Re: Servlet caching strategies?
On Mon, 20 Sep 2010, Arne Vajh?j wrote:
On 20-09-2010 17:12, markspace wrote:
I was poking around the internet looking for caching idea for servlets
and JEE containers. Here's an excerpt from an older book (2002)
published by O'Reilly:
"Pregeneration and caching of content can be key to providing your site
visitors with a quality experience. With the right pregeneration and
caching, web pages pop up rather than drag, and loads are
reduced--sometimes dramatically--on the client, server, and network....
There's no need to dynamically regenerate content that doesn't change
between requests. "
<http://events.oreilly.com/pub/a/onjava/excerpt/jebp_3/index2.html>
Since this source is almost 8 years old, I thought I'd ask here. Is
"pregeneration" of content still considered a best practice? What tools
do you use to manage the process? The article recommends Tomcat & Ant,
apparently implying that you should build everything possible statically
with Ant before deploying it.
Any different thoughts?
I have no direct experience with this; my company's practice seems to be
to not worry about it at all. Static content (images, mostly) gets pushed
forward to webservers or a content distribution network, but all page
content is generated on the fly. I doubt much of it gets cached; we lean
towards doing lots of per-user customisation on the page, which militates
against that somewhat. I suspect we are Bad People for doing this, though.
There are no need to pregenerate static content.
Agreed. To repeat what Arne said with slightly different emphasis, i think
pages should be cached - i think it's vastly preferable to cacheing data
further back, because it shortcuts page generation - and i think the place
to do it is in a reverse proxy sitting in front of your app servers. As
Arne said, something like Denmark's finest software product, Varnish:
http://www.varnish-cache.org/
Varnish was built from the ground up (by a Dane, Arne!) to be fast at
serving cached pages. It can pump pages out vastly faster than any app
server, using runtime resources very efficiently in doing so.
But i don't think you need to pregenerate per se to fill the cache.

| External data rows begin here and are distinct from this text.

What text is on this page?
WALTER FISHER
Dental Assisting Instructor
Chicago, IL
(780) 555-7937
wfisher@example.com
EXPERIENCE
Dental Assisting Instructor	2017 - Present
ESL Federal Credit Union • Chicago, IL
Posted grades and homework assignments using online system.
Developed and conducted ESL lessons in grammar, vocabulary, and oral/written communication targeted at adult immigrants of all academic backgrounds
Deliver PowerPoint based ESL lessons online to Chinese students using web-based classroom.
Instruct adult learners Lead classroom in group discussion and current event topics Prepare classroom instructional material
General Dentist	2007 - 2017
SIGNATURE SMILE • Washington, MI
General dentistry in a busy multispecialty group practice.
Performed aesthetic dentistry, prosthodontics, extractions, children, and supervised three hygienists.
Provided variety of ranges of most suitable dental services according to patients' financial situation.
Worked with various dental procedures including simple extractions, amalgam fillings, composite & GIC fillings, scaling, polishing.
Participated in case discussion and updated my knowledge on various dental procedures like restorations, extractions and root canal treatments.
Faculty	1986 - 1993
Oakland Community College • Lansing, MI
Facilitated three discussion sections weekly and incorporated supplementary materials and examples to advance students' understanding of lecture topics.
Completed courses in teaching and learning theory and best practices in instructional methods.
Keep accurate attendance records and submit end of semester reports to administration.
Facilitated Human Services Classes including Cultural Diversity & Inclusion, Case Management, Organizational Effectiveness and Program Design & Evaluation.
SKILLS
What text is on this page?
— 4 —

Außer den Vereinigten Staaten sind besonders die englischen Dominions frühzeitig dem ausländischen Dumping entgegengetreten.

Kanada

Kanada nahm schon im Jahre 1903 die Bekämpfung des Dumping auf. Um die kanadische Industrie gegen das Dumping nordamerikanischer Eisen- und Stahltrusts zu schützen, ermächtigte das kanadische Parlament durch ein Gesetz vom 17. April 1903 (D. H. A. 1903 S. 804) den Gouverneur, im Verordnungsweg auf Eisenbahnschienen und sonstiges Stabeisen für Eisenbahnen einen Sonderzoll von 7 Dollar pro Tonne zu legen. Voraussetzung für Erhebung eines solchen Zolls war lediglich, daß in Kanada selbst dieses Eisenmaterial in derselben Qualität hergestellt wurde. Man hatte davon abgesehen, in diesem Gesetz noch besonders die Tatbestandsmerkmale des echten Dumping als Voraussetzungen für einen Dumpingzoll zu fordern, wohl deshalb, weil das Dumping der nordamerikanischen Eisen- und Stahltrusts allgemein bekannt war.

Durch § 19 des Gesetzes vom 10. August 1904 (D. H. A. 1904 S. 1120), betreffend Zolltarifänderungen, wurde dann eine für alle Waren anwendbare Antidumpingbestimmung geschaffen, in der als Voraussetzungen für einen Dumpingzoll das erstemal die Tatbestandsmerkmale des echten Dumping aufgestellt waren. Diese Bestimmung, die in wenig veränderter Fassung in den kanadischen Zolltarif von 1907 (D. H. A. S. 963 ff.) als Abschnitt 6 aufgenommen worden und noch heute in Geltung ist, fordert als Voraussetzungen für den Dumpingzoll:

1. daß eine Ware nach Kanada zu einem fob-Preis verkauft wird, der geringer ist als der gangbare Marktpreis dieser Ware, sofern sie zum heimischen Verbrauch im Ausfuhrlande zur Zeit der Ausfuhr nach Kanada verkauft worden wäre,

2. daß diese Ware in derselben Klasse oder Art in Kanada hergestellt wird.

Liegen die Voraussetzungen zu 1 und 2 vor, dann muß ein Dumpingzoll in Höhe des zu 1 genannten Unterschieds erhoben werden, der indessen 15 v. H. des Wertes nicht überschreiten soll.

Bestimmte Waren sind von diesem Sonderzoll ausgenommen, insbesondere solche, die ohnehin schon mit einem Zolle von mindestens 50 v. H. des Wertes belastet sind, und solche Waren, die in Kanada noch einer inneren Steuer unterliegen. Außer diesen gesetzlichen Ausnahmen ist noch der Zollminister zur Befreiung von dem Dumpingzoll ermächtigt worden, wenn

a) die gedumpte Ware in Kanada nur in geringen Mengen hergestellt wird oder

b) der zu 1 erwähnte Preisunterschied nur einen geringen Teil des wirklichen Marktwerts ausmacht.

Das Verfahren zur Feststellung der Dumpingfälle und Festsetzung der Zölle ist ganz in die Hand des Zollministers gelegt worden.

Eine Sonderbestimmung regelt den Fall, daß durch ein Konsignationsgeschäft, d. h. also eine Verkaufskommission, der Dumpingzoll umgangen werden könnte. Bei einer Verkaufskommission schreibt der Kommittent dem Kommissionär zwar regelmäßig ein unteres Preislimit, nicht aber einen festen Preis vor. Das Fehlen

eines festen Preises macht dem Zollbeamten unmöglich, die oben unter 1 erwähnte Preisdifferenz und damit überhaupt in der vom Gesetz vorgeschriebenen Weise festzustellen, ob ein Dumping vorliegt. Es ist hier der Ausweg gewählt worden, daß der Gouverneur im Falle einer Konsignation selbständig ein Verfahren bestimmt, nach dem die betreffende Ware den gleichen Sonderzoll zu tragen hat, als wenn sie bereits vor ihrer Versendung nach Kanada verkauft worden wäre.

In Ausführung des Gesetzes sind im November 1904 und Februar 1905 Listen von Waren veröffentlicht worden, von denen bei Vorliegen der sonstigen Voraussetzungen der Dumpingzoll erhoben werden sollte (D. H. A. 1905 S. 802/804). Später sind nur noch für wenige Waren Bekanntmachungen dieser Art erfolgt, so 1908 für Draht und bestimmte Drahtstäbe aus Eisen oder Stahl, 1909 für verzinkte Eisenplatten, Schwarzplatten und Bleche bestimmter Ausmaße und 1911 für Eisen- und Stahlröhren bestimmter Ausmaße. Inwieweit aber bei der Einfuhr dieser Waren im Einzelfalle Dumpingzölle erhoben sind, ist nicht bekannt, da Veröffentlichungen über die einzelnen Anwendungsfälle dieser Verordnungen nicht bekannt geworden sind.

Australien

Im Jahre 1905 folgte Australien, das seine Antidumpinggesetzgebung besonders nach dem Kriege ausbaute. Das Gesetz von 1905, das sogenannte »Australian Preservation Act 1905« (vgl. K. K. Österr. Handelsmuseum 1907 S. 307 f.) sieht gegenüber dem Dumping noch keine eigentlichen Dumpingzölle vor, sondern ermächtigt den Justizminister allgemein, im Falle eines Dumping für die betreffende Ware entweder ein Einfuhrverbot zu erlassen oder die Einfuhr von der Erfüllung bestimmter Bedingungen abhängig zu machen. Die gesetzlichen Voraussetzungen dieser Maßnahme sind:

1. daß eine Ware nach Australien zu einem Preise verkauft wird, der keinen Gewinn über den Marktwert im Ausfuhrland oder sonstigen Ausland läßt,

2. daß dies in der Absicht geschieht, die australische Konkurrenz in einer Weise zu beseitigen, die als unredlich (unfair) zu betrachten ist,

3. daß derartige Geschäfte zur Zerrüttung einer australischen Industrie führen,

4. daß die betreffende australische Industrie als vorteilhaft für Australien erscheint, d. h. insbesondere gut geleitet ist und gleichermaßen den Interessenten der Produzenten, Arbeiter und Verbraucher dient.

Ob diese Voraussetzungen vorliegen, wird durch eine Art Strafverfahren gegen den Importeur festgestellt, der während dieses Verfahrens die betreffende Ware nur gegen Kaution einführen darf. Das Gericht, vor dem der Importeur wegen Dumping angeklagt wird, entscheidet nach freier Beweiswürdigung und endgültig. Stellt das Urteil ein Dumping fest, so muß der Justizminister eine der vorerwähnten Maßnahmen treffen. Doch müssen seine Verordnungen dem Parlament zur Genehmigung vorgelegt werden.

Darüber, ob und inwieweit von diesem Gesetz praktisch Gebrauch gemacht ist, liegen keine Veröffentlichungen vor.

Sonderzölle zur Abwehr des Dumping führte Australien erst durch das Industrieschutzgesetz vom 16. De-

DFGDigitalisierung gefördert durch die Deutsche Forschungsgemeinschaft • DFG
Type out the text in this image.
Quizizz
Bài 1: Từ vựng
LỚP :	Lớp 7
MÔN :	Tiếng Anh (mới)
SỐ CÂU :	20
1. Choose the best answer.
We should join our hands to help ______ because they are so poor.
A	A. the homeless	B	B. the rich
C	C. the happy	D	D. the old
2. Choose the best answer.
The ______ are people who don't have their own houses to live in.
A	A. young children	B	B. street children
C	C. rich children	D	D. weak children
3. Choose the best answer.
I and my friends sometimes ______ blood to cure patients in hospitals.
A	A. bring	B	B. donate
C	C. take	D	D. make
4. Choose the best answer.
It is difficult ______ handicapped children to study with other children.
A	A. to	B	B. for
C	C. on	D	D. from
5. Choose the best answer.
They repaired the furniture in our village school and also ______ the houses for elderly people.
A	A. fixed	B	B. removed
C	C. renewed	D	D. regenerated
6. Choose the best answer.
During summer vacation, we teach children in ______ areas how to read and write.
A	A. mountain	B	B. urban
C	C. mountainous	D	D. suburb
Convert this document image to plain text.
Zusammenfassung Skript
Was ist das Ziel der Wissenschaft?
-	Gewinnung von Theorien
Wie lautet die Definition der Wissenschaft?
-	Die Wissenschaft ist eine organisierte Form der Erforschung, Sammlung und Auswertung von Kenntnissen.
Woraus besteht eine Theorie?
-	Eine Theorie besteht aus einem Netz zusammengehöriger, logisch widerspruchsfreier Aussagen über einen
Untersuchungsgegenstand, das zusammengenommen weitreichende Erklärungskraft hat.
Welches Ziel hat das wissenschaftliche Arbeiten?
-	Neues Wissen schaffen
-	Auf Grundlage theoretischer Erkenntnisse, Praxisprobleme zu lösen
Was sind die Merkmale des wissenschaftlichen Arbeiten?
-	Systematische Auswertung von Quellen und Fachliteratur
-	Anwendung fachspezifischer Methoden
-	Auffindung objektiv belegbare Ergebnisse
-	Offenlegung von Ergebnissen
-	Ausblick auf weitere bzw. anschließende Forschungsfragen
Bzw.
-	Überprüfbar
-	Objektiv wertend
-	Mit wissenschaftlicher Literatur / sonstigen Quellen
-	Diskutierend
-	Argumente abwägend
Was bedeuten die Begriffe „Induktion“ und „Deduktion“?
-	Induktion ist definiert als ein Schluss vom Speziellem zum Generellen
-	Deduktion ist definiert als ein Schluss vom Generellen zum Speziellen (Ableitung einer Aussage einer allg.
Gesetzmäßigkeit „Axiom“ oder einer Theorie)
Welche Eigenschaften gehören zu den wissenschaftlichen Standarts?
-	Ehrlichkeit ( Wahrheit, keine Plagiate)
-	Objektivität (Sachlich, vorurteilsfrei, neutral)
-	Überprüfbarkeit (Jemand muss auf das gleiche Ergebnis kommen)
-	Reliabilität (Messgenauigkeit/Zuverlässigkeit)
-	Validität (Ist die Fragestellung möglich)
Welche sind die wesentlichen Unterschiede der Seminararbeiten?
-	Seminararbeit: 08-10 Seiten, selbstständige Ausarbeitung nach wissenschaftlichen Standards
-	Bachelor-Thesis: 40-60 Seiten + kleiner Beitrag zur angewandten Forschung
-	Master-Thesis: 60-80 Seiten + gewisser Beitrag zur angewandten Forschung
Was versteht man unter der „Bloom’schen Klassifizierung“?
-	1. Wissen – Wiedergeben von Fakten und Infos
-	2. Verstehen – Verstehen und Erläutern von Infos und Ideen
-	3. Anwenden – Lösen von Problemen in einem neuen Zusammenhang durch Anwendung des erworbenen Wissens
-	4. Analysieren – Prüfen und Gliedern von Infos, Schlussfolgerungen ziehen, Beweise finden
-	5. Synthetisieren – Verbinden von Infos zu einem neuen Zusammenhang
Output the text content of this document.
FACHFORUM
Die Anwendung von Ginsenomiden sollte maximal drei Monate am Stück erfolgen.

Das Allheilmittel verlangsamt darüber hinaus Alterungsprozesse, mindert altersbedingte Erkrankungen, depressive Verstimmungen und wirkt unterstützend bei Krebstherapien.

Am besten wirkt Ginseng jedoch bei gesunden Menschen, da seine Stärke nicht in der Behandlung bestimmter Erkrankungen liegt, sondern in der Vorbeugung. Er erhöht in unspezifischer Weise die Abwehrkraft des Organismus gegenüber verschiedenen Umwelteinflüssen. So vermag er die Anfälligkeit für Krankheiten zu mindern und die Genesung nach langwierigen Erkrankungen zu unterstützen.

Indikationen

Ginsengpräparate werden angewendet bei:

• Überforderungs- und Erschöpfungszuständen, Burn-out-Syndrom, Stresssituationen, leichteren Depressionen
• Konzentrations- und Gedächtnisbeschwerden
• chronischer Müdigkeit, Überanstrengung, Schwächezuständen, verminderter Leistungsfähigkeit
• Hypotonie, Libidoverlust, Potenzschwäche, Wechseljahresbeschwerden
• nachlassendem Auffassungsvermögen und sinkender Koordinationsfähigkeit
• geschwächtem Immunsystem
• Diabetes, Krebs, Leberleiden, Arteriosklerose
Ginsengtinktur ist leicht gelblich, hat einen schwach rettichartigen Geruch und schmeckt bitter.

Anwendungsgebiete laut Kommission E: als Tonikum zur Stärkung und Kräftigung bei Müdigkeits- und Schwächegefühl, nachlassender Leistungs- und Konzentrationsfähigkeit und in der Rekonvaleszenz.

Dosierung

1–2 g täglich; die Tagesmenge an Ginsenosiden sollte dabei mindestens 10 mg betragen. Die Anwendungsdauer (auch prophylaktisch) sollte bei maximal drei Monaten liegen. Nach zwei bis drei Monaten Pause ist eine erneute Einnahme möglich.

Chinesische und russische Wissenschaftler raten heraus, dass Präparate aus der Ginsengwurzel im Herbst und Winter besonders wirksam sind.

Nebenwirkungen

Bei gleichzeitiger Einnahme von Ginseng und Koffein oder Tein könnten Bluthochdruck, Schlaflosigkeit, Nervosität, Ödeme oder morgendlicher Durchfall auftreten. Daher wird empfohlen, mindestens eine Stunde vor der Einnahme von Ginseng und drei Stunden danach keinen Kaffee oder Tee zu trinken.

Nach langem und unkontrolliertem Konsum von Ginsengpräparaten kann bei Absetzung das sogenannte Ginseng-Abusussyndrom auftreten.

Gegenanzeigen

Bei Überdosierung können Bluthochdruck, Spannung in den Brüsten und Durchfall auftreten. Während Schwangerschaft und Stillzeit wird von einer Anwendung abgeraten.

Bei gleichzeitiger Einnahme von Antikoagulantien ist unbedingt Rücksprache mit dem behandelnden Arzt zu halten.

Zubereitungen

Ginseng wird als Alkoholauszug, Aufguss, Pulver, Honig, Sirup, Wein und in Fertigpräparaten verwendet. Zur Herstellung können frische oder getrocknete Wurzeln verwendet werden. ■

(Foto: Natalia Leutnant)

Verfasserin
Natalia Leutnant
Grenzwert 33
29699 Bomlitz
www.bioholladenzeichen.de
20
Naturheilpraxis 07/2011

Rather, you spider the site, via the cache, thus causing it to be filled.
If you can produce a list of URLs for every page on your site, wget
running on a box out on the net will do the job nicely.
As an aside, on the subject of high-performance web architecture in
reality, this is old, but it's a classic:
http://perl.apache.org/docs/tutorials/apps/scale_etoys/etoys.html
tom
--
Many of us adopted the File's slang as our own, feeling that we'd found a
tangible sign of the community of minds we'd half-guessed to be out there.